The judge agreed the law would require businesses operating in Illinois and in other states to calculate benefits differently, depending on where workers performed their job. He said this directly conflicts with federal benefits laws which block states from enforcing such state-specific benefits rules.
He also agreed the rules would harm the temp worker industry in Illinois, potentially driving companies out of Illinois and jeopardizing the ability of temp workers to find jobs.
However, Illinois lawmakers revised that portion of the law, setting up a new round of court proceedings, as the staffing firms seek a new injunction blocking the state from enforcing the amended language in the IDTLSA law.
Such a motion for preliminary injunction remains pending in federal court, according to court records.
The judge has refused the staffing firms' efforts to block the provisions concerning union actions and direct action lawsuits.
In the meantime, the CWC appears to have moved to begin suing to enforce the law.
In the lawsuit against Ferrara, the CWC has accused of allegedly violating several technical provisions of the state law, including allegedly failing to provide the temp worker agencies with "information about anticipated job hazards ... at Ferrara's facility;" and allegedly failing to provide training tailored to those temp worker job assignments.
The lawsuit accuses the temp worker agencies of technical violations of the law, as well, specifically asserting the companies didn't tell workers where they could "report health and safety concerns" while working at Ferrara's facility; did not "take steps to urge Ferrara to correct hazardous conditions;" and did not remove their workers from Ferrara's facility until the alleged violations were remedied.
The lawsuit does not identify any specific "hazardous conditions" Ferrara needed to remedy or warn workers about at its facilities.
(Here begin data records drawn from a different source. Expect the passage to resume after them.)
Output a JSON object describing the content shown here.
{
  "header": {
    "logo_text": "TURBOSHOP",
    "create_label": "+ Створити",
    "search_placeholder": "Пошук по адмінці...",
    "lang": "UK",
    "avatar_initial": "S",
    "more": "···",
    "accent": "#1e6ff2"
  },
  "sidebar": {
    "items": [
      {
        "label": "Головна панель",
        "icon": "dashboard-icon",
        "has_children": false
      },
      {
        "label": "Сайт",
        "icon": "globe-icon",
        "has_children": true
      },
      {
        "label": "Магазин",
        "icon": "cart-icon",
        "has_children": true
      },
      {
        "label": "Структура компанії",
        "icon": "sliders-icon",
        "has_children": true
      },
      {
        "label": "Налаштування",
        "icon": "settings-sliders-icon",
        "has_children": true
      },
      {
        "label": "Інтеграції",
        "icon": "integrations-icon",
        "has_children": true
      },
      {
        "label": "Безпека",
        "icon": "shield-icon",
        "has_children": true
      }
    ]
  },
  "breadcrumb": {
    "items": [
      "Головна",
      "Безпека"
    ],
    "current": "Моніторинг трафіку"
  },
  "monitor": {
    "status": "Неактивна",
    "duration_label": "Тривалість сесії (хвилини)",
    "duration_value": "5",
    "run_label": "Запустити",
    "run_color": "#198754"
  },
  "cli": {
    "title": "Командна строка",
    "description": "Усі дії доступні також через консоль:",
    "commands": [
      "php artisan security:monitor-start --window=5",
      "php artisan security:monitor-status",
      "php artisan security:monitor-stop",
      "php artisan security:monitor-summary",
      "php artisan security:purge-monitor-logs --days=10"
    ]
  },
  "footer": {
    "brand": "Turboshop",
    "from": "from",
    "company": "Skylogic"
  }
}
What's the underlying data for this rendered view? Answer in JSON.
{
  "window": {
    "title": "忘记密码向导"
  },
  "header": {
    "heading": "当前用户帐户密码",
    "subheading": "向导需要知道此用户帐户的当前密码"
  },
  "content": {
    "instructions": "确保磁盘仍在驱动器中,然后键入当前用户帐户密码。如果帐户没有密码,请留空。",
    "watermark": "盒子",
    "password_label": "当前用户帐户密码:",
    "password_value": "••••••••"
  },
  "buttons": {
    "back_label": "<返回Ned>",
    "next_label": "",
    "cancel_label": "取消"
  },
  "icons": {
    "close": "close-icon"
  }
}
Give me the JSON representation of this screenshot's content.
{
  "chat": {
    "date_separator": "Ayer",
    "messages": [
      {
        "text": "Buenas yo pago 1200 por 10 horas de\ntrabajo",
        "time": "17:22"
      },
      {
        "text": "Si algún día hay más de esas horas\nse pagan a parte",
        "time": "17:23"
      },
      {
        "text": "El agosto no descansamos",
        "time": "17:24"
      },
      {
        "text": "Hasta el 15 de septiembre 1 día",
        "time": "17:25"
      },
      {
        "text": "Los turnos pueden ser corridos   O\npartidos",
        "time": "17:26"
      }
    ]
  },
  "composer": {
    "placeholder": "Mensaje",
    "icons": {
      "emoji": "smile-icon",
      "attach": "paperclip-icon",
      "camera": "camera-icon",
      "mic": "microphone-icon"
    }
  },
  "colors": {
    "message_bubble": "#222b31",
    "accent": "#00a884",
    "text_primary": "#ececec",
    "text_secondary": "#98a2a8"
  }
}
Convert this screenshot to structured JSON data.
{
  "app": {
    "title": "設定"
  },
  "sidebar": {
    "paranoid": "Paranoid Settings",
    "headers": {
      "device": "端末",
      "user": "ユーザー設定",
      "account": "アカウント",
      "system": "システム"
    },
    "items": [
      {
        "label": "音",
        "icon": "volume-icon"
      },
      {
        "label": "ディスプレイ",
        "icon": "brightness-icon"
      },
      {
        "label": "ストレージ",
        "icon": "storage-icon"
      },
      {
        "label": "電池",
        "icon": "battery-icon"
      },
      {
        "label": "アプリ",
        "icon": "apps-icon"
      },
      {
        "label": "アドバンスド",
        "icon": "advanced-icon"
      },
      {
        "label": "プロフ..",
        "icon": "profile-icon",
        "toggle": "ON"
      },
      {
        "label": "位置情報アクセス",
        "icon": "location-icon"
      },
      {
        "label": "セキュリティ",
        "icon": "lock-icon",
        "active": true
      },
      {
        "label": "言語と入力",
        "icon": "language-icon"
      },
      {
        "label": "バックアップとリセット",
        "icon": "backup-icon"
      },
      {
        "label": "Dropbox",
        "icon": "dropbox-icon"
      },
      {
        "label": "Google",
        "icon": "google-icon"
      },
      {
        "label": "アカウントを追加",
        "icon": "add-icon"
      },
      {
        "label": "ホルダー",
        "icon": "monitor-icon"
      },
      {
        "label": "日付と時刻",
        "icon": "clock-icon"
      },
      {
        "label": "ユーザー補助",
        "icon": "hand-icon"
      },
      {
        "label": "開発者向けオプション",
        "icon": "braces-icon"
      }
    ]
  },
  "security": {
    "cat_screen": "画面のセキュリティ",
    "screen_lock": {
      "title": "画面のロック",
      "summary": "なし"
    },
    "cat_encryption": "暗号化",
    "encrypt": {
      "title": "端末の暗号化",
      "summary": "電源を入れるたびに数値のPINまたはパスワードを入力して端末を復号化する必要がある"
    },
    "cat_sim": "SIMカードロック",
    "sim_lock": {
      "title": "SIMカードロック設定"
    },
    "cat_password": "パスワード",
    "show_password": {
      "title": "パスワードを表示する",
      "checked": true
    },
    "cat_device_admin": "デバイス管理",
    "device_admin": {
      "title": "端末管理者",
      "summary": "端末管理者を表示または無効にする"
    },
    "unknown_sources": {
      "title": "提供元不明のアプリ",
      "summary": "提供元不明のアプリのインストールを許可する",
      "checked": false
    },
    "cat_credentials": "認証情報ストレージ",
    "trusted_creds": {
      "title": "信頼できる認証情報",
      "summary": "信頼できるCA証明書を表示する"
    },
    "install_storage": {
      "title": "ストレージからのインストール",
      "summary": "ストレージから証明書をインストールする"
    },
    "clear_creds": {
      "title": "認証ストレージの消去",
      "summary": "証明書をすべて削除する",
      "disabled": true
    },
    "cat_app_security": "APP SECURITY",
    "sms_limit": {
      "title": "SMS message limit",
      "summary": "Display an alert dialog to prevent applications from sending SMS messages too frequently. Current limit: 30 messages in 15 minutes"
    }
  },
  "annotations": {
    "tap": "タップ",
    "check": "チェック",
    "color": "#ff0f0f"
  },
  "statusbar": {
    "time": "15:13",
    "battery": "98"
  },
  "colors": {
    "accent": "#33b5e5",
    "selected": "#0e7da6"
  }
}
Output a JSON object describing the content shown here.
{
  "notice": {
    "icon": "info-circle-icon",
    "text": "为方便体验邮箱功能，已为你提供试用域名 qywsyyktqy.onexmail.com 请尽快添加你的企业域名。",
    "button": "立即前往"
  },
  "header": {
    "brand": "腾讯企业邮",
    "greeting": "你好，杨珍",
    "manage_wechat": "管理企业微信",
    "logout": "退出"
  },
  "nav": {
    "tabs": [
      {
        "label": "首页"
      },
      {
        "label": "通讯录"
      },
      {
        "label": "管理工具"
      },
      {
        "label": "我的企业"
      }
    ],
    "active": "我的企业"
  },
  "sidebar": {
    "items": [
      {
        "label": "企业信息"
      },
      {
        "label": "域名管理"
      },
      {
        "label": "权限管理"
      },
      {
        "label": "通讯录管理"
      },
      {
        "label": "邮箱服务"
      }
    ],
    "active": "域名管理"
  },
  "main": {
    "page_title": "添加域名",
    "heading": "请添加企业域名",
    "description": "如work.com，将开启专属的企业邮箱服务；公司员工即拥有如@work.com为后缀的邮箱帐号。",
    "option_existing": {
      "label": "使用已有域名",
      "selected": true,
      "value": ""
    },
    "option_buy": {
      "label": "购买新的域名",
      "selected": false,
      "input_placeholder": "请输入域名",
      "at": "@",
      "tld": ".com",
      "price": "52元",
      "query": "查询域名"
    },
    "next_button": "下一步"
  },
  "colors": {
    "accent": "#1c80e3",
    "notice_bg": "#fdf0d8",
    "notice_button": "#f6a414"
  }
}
Nor does the complaint identify any workers that were harmed while working at Ferrara's facilities.
Rather, the lawsuit merely states temp workers assigned to Ferrara's facilities notified the Chicago Workers Collaborative of the alleged technical notice violations.
The CWC then filed suit to enforce that law and collect a unspecified potential damages, including attorney fees.
According to its website, Ferrara operates six candy manufacturing and distribution facilities in Illinois, including in Chicago, Itasca, Maywood, DeKalb, Bellwood and Forest Park.
In a statement provided to The Record, a Ferrara company spokesperson said:
"This lawsuit has no merit and Ferrara denies its allegations. Ferrara provides safe working conditions in all our facilities, complies with all safety training requirements, and provides safety training to all temporary and full-time workers.
"The sole plaintiff is an organization purporting to represent temporary staffing agency workers. Not a single individual worker joined the lawsuit.
"Ferrara has contacted the plaintiff organization on multiple occasions to discuss any safety concerns. To date, despite its suit and alleged concern for worker safety, the plaintiff organization has never responded to Ferrara.
"In addition, the Illinois Department of Labor previously closed its investigation of this meritless complaint without any findings of wrongdoing."
Ferrara has not yet responded to the lawsuit in court.
The CWC is represented by attorneys Christopher J. Williams, Jacqueline H. Villanueva and Danya Moodabagil, of the Working Families Legal Clinic, of the Chicago Workers’ Collaborative.